I've been doing it the same way for about a week now, but I was curious if there was a better way. I stumbled across This Example. Now i know the example he is using is creating a separate column based on conditions, but it made me wonder if my code could be improved.

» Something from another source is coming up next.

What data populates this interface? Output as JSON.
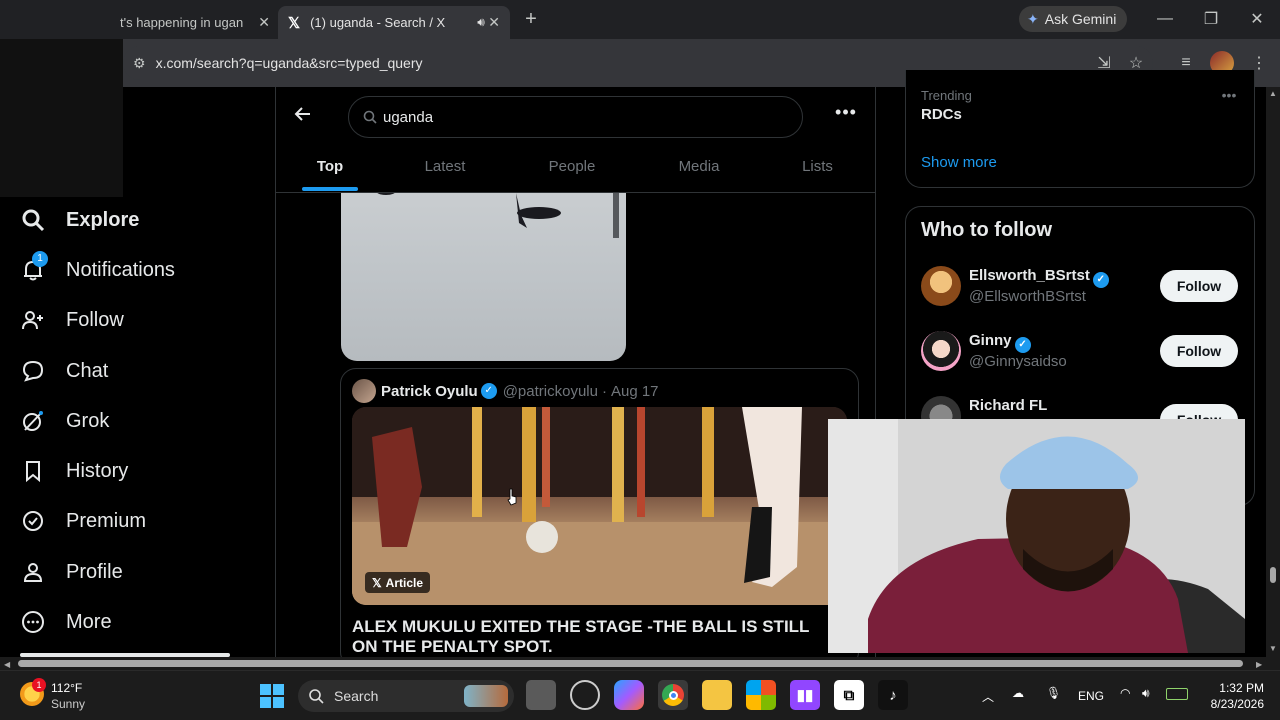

Here is a shortened version of the code in link for ease of use:
import pandas as pd
import numpy as np
raw_data = {'student_name': ['Miller', 'Jacobson', 'Ali', 'Milner', 'Cooze', 'Jacon', 'Ryaner', 'Sone', 'Sloan', 'Piger', 'Riani', 'Ali'],
'test_score': [76, 88, 84, 67, 53, 96, 64, 91, 77, 73, 52, np.NaN]}
df = pd.DataFrame(raw_data, columns = ['student_name', 'test_score'])
print(df)
grades = []
for row in df['test_score']:
if row > 59:
grades.append('Pass')
else:
grades.append('fail')
df['grades'] = grades
print(df)
student_name test_score grades
0 Miller 76.0 Pass
1 Jacobson 88.0 Pass
2 Ali 84.0 Pass
3 Milner 67.0 Pass
4 Cooze 53.0 fail
5 Jacon 96.0 Pass
6 Ryaner 64.0 Pass
7 Sone 91.0 Pass
8 Sloan 77.0 Pass
9 Piger 73.0 Pass
10 Riani 52.0 fail
11 Ali NaN fail
Going along with the above example, if i did not want to make a "Grades" Column, but instead wanted a dataframe of all the people who passed. I personally would do this:
pass_df = df[df['test_score'] > 59]
print(pass_df)
Is there a better way of doing this?